27.    Do they flirt like crazy with anything that moves? (+100)

 

This is a little ridiculous, and usually a very obvious self-insertion with female writers.  Most would love to think that they are great and flirtatious and it doesn’t make them skeezy.  Well, it does.  Don’t do that.

 

28.    Do they make out with anything that moves? (+100)

 

And that is disgusting.  It is not right in ANY universe, fictional, nonfictional, or canon, for your character to hang off of every person in the story, constantly speaking in tongues and hand motions.

 

29.    Do they write off said sluttiness because everyone loves them? (+100)

            Bonus:   +150 if you include ANY members of the same sex as your character in the above two questions

 

And that is another self-insertion.  Yes, we all know that you would dearly love for everyone in the world to love you.  But they don’t.  And a kinky slash fic with an OC Mary Sue is VERY irritating, even to die-hard slash readers.

 

30.    Do they always brush off those who hate them with the knowledge that they are better than their foes (translation: do they revel in their Sue-ness)? (+200)

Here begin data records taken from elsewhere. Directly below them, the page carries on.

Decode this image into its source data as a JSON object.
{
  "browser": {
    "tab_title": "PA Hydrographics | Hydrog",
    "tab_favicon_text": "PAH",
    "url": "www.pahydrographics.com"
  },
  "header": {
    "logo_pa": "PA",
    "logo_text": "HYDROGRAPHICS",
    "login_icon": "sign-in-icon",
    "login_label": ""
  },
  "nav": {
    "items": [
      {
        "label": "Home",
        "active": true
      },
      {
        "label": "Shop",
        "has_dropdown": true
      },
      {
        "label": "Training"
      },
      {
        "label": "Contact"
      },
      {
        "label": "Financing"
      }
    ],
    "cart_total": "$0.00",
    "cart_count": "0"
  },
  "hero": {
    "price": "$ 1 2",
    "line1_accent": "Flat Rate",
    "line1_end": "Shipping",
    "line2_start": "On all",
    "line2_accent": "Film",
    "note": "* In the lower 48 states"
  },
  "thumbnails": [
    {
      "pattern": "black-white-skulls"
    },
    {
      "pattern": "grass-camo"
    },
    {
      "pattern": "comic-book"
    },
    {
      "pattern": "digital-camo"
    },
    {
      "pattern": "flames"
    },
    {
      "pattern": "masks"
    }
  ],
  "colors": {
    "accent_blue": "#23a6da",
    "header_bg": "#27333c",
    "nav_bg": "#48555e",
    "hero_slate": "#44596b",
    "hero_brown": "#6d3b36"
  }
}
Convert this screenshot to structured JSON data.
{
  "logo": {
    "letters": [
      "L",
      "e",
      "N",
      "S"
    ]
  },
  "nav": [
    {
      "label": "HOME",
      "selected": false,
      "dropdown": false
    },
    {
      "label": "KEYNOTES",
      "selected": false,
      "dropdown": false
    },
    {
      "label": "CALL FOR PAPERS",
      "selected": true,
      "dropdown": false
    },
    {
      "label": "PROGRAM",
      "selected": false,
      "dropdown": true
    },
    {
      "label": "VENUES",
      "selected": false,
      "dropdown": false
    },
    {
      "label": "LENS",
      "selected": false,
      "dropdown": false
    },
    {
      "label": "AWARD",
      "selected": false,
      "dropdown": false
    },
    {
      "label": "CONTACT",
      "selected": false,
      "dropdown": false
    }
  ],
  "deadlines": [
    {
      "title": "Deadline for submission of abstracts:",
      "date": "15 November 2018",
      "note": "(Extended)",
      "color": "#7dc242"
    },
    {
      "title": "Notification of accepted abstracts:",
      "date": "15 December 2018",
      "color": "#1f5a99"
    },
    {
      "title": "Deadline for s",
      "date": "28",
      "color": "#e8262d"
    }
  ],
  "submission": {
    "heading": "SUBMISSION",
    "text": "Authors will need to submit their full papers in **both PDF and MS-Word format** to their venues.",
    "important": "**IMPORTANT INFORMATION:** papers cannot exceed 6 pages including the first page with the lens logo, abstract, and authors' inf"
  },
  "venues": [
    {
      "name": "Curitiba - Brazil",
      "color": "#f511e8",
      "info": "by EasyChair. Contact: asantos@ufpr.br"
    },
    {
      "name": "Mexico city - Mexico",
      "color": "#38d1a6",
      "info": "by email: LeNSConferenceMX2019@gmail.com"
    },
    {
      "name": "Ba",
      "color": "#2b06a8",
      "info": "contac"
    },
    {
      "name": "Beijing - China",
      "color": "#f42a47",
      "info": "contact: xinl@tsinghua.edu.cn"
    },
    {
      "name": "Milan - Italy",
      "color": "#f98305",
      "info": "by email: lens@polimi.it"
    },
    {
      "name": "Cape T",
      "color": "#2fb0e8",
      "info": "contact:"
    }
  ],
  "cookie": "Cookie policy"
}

            Bonus:   +200 if all the canon and/or original characters agree and tell those who hate your character that she is in fact better than the antagonist

 

This is another one of those really annoying Sue traits.  In the real world, everyone hates a person who thinks they are better than everyone else and constantly tells them so—we call that person a snob.  In the fanfic world, everyone hates a character who thinks they are better than everyone else and constantly tells them so—we call that character a Mary Sue.

 

31.      Is your character in any capacity famous in this universe? (+100)

 

Another self-insertion bit.  We all want to be famous.  But we’re not.

 

32.    Does your character in any capacity become famous through the course of your story? (+100)

 

This one, while still self-insertion, is more along the lines of robbing canon characters of their function within the story.  Harry Potter is famous.  Bringing in a new character to become just as famous, if not more so, is stealing one of the defining traits of Harry’s existence in the wizarding world.

 

33.    Is your character always fidgety and hyper? (+50)

 

This one is irritating and overdone—and would still be irritating even if it weren’t overdone.  People who are inattentive and hyper, always hopping and fidgeting, aren’t funny to anyone but the author—they’re just rude.  This can be considered another one of those pseudo-flaws—a way to seem like they have something about them that isn’t perfect, but really just another way to “rebel” by annoying the authority figures (and, incidentally, the reader).

 

34.    Do they easily get drunk and become very stupid or “even more hilariously funny?” (+50)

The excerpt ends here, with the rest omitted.